The National Weather Service sent the test message via the Emergency Alert System at around 8:30 a.m.

The message “was intended to only go to state warning points and certain other government agencies.” However, according to the Massachusetts Emergency Management Agency, “some news and weather services picked up the test message and posted it on their apps and via social media.”

The push alerts and urgent messages people received on their phones did not make it clear that the warning was a test.
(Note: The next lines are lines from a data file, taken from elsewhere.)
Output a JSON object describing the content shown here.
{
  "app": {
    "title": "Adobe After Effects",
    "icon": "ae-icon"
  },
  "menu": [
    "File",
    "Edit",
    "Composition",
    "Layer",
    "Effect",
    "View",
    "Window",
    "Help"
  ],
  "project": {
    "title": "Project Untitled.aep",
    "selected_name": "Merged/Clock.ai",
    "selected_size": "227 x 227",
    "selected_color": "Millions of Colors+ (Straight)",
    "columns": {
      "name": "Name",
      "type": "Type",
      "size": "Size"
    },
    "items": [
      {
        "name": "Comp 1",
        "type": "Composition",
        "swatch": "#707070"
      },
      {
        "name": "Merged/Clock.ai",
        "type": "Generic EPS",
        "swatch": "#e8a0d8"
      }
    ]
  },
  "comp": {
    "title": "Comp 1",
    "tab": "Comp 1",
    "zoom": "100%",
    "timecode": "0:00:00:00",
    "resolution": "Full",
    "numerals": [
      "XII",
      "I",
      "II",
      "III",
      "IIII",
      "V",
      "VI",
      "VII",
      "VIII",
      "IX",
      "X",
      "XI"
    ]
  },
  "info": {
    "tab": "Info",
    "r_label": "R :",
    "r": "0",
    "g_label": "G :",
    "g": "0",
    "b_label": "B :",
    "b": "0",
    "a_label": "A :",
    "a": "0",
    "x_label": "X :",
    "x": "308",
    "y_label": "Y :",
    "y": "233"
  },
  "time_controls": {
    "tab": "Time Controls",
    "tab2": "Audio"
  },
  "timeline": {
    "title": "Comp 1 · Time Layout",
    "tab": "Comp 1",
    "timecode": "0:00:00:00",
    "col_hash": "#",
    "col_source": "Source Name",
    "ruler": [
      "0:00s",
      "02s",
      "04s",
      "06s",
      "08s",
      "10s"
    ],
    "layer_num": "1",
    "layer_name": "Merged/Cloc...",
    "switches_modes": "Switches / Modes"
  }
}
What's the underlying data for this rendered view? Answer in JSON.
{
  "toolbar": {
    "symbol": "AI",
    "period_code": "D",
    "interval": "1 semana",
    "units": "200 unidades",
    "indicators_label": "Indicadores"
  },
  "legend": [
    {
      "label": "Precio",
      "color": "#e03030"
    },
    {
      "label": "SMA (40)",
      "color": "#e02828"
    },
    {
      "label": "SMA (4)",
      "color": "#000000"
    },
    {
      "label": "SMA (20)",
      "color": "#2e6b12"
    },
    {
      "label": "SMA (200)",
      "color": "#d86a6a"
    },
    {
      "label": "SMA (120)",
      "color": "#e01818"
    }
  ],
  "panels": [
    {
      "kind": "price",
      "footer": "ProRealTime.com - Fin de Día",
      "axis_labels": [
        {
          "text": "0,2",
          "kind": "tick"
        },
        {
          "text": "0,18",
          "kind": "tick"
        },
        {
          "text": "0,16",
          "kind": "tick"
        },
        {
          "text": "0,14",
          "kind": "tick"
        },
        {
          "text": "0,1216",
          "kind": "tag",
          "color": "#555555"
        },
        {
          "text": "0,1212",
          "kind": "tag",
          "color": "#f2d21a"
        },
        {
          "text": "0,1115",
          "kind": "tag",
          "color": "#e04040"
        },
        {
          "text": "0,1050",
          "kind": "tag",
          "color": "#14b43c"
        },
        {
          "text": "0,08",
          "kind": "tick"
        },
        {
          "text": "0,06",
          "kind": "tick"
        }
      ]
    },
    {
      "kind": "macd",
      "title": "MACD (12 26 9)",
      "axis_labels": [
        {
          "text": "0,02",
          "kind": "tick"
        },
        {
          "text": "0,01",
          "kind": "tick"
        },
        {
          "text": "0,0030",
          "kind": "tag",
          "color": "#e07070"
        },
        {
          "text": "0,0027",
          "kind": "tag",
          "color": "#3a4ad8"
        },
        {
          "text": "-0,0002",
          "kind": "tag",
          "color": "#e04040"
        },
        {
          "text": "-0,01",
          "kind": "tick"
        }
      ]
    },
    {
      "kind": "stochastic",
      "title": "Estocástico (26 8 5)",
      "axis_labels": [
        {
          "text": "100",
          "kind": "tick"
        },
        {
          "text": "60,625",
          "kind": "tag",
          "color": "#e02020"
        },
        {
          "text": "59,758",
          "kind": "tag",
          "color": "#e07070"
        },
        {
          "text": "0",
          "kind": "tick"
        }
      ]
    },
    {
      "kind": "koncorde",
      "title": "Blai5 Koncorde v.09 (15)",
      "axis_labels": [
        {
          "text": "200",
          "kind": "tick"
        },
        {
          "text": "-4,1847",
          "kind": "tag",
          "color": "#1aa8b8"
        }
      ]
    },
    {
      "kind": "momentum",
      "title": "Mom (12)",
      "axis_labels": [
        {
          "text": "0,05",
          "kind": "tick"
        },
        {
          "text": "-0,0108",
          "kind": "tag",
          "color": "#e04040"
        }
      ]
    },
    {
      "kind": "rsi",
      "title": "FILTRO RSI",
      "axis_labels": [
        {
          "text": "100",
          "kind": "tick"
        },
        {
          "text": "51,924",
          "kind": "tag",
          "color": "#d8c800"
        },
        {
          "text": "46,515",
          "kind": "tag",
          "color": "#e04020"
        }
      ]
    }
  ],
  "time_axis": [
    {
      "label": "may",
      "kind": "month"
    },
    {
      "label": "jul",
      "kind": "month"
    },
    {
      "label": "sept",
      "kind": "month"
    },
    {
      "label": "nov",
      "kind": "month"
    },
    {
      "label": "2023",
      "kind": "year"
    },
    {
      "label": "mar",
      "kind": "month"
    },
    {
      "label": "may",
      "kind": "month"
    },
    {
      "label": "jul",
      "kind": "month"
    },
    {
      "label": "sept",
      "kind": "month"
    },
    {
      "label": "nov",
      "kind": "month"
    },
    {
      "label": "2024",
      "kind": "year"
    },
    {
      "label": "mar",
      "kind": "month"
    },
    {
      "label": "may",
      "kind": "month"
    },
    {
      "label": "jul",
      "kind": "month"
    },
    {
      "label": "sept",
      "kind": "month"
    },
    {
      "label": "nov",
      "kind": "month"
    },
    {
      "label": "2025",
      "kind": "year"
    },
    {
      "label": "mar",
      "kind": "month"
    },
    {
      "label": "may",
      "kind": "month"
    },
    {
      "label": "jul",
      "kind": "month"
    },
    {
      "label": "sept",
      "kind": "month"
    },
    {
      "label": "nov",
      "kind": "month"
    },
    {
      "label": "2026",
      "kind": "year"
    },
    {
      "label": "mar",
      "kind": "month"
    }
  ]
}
AccuWeather, makers of one of the apps that sent the alert, pointed the finger at the National Weather Service in a press release after the incident on Tuesday, saying the NWS coded the test message incorrectly.

“This morning AccuWeather passed on a National Weather Service Tsunami Warning that was intended by the NWS to be a test but was miscoded by the NWS as a real warning.”

The false alarm came less than a month after a ballistic missile urgent alert was accidentally sent in Hawaii.

Many people noted the similarity between the two events and posted about it on social media — with some even wondering if the Hawaii employee, who was fired for sending the mistaken missile alert, had found a new job.

National Weather Service local offices along the East and Gulf Coasts were quick to point out that there was no Tsunami Warning anywhere in the country, and that the warning was only a test.

The NWS said it was actively trying to find out how the message, which was issued by the Tsunami Warning Center, had been mistakenly sent out by third-party apps.

On Tuesday, a House subcommittee on emergency preparedness was scheduled to hold a hearing looking into what happened in the case of the false missile alert in Hawaii.